Lately, I have seriously pondered what the great Martin Luther King Jr. would have said or thought about “buffer zone laws.”
The New Hampshire House and Senate have passed such legislation, and Governor Maggie Hassan may sign it in to law.
I truly hungered for how Dr. King would have responded to such arrogance, desperation, and strong arming by our lawmakers as they rushed to create unjust restrictions and oppress my Constitutional rights to (speak and assemble) be on a public sidewalk, and to speak freely to those who will listen about alternative choices to health care decisions.
The law has trampled, restricted, denigrated and mocked my Constitutional rights all in one fell swoop. Senate Bill 319 makes New Hampshire the 17th state to literally block access of a public sidewalk to the public at facilities that offer abortions.
From 1955 until his death in 1968, Dr. Martin Luther King Jr. was the dominant leader of the US civil rights movement. The Rev. Dr. King believed that nonviolent protest was the most effective weapon against a racist and unjust society.
I have often wondered what would have happened had they put up a buffer zone in Birmingham, or Albany, or at the March on Washington for jobs and freedom.
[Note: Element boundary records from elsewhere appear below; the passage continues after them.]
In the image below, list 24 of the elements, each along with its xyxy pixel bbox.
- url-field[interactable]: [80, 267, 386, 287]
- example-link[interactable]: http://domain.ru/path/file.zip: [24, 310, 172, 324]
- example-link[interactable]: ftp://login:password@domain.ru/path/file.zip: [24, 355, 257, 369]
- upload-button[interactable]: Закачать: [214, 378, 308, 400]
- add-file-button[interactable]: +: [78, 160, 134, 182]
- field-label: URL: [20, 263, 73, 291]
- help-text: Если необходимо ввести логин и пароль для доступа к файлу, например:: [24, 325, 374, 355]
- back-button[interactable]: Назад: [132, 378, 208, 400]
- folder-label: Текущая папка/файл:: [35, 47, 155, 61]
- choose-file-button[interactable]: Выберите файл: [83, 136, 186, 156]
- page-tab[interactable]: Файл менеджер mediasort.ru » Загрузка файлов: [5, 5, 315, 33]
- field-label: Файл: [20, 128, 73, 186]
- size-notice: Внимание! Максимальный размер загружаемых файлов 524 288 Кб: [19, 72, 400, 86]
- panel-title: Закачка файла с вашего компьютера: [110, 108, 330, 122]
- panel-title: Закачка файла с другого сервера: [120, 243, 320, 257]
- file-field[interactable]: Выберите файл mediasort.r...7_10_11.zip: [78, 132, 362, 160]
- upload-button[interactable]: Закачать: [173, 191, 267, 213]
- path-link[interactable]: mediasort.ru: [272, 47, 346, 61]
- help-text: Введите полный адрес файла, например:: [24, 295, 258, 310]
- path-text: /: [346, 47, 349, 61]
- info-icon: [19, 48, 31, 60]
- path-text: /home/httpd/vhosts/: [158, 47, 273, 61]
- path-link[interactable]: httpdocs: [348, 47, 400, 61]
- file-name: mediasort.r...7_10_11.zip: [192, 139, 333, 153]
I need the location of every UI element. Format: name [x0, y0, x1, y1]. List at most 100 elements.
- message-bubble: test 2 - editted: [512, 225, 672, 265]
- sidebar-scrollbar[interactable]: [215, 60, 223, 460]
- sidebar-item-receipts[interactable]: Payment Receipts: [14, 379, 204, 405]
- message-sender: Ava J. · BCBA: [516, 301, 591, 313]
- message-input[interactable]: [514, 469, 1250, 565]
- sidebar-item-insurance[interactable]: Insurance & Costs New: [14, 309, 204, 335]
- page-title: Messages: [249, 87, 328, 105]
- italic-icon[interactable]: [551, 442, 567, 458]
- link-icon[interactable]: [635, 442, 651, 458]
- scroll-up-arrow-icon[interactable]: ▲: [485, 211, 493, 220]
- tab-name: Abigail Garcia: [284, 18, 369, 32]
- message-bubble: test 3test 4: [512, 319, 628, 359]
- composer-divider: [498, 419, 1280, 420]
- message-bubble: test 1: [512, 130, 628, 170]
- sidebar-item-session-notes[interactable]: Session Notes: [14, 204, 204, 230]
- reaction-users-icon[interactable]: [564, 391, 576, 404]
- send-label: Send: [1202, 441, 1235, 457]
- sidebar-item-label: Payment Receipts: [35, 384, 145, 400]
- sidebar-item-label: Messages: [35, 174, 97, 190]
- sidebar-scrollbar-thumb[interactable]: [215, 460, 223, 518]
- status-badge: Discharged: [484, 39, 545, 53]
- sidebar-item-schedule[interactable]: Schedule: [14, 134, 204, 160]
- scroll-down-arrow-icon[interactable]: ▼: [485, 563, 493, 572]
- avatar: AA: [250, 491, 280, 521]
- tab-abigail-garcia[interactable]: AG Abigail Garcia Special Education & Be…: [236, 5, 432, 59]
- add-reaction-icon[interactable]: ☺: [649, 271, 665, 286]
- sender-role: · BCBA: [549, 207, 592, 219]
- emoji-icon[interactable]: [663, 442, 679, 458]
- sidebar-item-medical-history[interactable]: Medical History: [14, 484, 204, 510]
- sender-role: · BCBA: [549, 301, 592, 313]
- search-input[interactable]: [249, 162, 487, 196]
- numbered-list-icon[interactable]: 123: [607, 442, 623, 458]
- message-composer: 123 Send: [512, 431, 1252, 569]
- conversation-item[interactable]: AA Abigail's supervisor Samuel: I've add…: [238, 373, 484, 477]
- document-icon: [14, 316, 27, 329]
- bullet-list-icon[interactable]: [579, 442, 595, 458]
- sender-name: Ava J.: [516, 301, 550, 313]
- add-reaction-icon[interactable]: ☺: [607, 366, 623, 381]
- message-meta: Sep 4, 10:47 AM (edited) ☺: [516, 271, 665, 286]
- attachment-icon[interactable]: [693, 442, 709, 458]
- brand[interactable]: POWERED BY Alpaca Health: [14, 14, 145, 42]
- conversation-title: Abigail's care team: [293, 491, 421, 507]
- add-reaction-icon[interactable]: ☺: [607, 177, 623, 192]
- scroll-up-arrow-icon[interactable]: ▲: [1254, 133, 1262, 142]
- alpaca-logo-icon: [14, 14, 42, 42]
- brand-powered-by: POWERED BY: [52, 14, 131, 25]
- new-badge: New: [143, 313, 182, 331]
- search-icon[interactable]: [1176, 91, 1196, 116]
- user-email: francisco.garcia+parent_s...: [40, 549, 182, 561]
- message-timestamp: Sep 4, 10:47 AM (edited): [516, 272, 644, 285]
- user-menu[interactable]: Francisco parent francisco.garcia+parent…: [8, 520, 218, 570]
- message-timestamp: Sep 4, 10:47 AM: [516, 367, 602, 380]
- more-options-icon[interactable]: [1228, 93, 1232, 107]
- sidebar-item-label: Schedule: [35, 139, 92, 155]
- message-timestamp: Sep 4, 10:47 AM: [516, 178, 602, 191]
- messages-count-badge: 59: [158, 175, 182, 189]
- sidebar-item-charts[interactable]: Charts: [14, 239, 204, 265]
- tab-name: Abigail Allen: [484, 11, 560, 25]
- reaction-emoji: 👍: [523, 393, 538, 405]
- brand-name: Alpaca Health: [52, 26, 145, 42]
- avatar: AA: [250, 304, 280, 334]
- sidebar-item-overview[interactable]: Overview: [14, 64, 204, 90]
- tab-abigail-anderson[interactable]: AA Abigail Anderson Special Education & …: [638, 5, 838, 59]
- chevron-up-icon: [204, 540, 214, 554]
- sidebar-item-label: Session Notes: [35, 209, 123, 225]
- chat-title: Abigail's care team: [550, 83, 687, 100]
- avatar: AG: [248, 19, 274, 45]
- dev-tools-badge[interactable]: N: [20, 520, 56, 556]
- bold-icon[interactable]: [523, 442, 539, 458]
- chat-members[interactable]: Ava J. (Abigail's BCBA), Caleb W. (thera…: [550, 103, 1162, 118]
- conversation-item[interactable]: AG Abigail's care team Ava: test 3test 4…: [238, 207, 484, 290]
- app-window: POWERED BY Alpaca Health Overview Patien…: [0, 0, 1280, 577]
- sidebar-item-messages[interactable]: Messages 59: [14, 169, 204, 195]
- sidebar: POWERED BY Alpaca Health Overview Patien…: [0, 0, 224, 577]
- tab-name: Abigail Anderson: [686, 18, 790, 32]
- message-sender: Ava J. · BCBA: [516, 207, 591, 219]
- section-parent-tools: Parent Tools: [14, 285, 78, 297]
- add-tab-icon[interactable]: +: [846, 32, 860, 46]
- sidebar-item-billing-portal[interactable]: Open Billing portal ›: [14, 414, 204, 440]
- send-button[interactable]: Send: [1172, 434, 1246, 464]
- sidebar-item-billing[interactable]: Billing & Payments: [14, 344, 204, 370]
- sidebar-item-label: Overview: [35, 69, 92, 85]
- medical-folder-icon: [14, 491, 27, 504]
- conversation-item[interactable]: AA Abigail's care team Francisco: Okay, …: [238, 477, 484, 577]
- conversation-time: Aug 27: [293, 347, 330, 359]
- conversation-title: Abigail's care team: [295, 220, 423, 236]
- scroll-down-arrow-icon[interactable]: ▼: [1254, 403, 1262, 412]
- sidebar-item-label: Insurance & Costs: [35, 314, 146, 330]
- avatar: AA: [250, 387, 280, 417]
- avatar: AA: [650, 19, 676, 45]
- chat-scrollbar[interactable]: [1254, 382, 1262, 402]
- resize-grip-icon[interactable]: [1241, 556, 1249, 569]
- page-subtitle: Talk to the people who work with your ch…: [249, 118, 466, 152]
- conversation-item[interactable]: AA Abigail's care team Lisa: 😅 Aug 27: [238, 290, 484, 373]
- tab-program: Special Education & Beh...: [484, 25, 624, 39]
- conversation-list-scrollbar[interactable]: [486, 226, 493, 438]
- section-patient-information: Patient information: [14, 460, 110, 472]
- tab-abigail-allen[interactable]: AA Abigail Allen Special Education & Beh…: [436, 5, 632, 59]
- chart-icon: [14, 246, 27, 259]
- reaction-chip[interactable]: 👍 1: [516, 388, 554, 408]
I was quickly hearkened back and shown that the buffer zones in King’s time did exist, consisting of arrests and detainment of Dr. King over long periods of time, hoping to squash the efforts of those who joined him.
I was reminded in reading Dr. King’s 1963 letter from a Birmingham jail, that King encountered many segregation policies and unjust laws in his quest for the truth. He answered some of his many critics. He reminded them, “In any nonviolent campaign there are four basic steps: collection of the facts to determine whether injustices exist; negotiation; self purification; and direct action. We have gone through all these steps in Birmingham.” Dr. King pointed to history to remind us what happens when laws are twisted to protect only some of the people most of the time, and to further explain his stance in Birmingham, saying: “Never forget that everything Hitler did in Germany was legal.” And “We have waited for more than 340 years for our constitutional and God given rights.”
It was, after all, a Supreme Court ruling, which made it the “law of the land” that our Afro-American brothers and sisters were non-persons, and therefore, not entitled to the freedoms which emancipated the rest of society; specifically, Life, Liberty and the Pursuit of Happiness. They were reduced to “property”.
Since 1973, when the US Supreme Court first declared preborn babies were non-persons and therefore not afforded Constitutional protection, individuals like myself have led nonviolent protests, marches and vigils trying raise the conscience of a society who has bought into the lie that women can better control their bodies only by killing their preborn babies. We are on the public sidewalks outside the abortion clinics. We reach out to women who believe abortion is their only answer, offer them other real choices.
These clinics are defined simply as doctor’s offices in New Hampshire. They need no special license, no special designation, no emergency personnel, not even an on-the-premise New Hampshire doctor, who has privilege to practice at a local hospital should there be complications. By their own fruits and the numerous testimonies offered by their victims, we affirm that the pro-choice “keeping abortion safe and legal” slogan is a blatant lie.
By their own fruits and the numerous testimonies offered by their victims, we affirm that the pro-choice “keeping abortion safe and legal” slogan is a blatant lie.
We have convinced a number of mothers to choose to keep their babies. We have offered them real help. That, of course, takes business away from the clinic.
What other business gets to have a 25-foot protective bubble around their building, and going on to the public sidewalk? A bubble that prevents taxpaying, law-abiding citizens from walking and talking and praying?
Even polling places, where people go to vote don’t have such a restrictive policy.
King experienced firsthand similar tactics, and said, “Law and order exist for the purpose of establishing justice and when they fail in this purpose they become the dangerously structured dams that block the flow of social progress.” He cited St. Augustine, saying that “an unjust law is no law at all!”
God forbid there should be real choices afforded to women in their healthcare. It seems to me that the only choice they want to protect is the one that kills the babies.
Dr. King tells us that “our lives begin to end the day we become silent about things that matter.” The buffer zone will not silence me or anyone else. Like the jail sentences experienced by King, it puts a little kink in our efforts, but it is not just and must be challenged.
Dr. King goes on to remind me that “Property is intended to serve life, and no matter how much we surround it with rights and respect, it has no personal being. It is part of the earth man walks on. It is not man.”
The public sidewalk is public! I have a right to walk on it and talk on it and pray while I am walking there. I know we are not welcomed there, but that is not the issue at hand. King eloquently points out to all:
“We who in engage in nonviolent direct action are not the creators of tension. We merely bring to the surface the hidden tension that is already alive.”
Thank you Dr. Martin Luther King, Jr. You helped me understand that we must always continue to pursue justice in the face of oppression because to be silent is to cooperate in the injustice and oppression placed upon our fellow human beings. I now know exactly what your thoughts would have been about buffer zone laws, Dr. King. I am glad I asked.